И вот они рядом. Ну, конечно же, это Галина.
— Галинка! Галя! — без конца повторяет он и жмет ей руки.
Галина смеется звонко и радостно, и нельзя понять, то ли это ее чистый смех звенит над степью, то ли поют жаворонки.
И говорит Галина, обводя рукой вокруг:
— Смотри, Алеша, это для тебя я сделала весну… Смотри, и тюльпаны для тебя…
И видит Алексей: прямо под ногами появляются тяжелые бутоны тюльпанов на темно-зеленых, тонких и гибких стебельках… Разные тюльпаны — красные, словно раскаленные угли, желтые, как лепестки цветущего подсолнуха, белые, похожие на бабочек-капустниц… Много-много тюльпанов!..
…Алексей садится на кровати и тянется к темному окну. Сверкают на темном небе зимние яркие звезды. На косогоре высится громада буровой вышки, сверху донизу залитая электрическим светом. Среди ночной степи она кажется сказочным факелом, отлитым из струящегося серебра…
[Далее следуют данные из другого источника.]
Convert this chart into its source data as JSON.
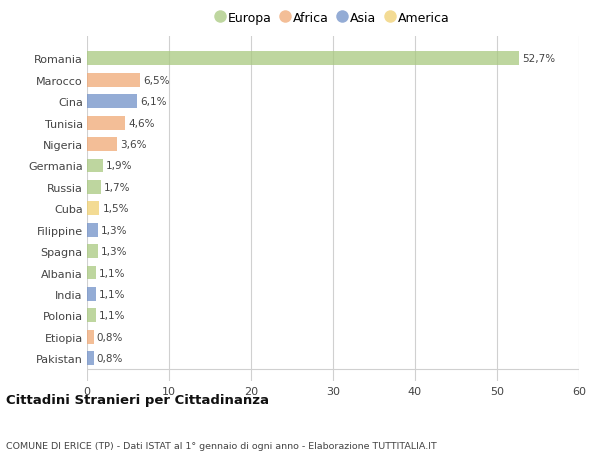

Алексей соскакивает с постели. Скоро рассвет, и новые заботы обступают его. Во-первых, нужно сходить на кухню к тете Шуре, шеф-повару Соленой Балки. Еще вчера приглашала зайти. Что-то сказать хотела. Но так и не выбрал времени. С буровой пришел уставший, промерзший до костей. Даже поужинать не захотел — бросился в постель и сразу же заснул.
Александра Петровна Чивилева, или просто тетя Шура, как зовут ее в Соленой Балке, пришла в контору бурения по объявлению в районной газете: «Требуются повара». Тетя Шура прочитала объявление случайно. Тогда она работала в промкомбинате «ночным директором», как в шутку называют сторожей. В полночный час от нечего делать развернула газету и на четвертой странице в затейливой рамке по слогам прочитала о том, что нужны конторе бурения хорошие повара. Прочитала и решила: пойду-ка я поварихой, готовлю не хуже других, да и зарплата не то, что у «ночного директора» — вдвое больше, нежели ей платят в промкомбинате… Да, по совести сказать, и работа боевая — все какую-то пользу людям принесешь, чем так-то сидеть по ночам да носом клевать… Решила — сделала. Утром пришла в отдел кадров конторы бурения, и ее приняли без разговоров.
Теперь тетя Шура — самое главное лицо в Соленой Балке. Так ей сказал Алексей Константинович после отъезда Вачнадзе, Гурьева и монтажников. Да, он так и сказал: «Вы теперь, тетя Шура, самый наиважнейший человек среди нас, от вас зависит вся наша работа». И тетя Шура прекрасно это понимает: чем лучше она будет кормить, тем лучше они будут работать. Поэтому тетя Шура и старается изо всех сил. На кухне у нее всегда дым коромыслом. В огромном чугунном котле булькает, бурлит наваристый борщ, заправленный черным перцем и лавровым листом, на сковородках, на которых можно было бы уместить сразу целого барана, стреляют растопленным салом котлеты, биточки или просто жареное мясо, а из-под приоткрытых крышек вместительных кастрюль выбивается такой аромат, что голова кружится… Что и говорить, умеет тетя Шура накормить ребят, умеет. Не даром же однажды за обедом тракторист Пашка Клещов, только что возвратившийся с озера, куда ездил за водой, заявил с откровенным восторгом: «Братцы, а я ведь поправляться стал! Как на курорте, пра… не верите?»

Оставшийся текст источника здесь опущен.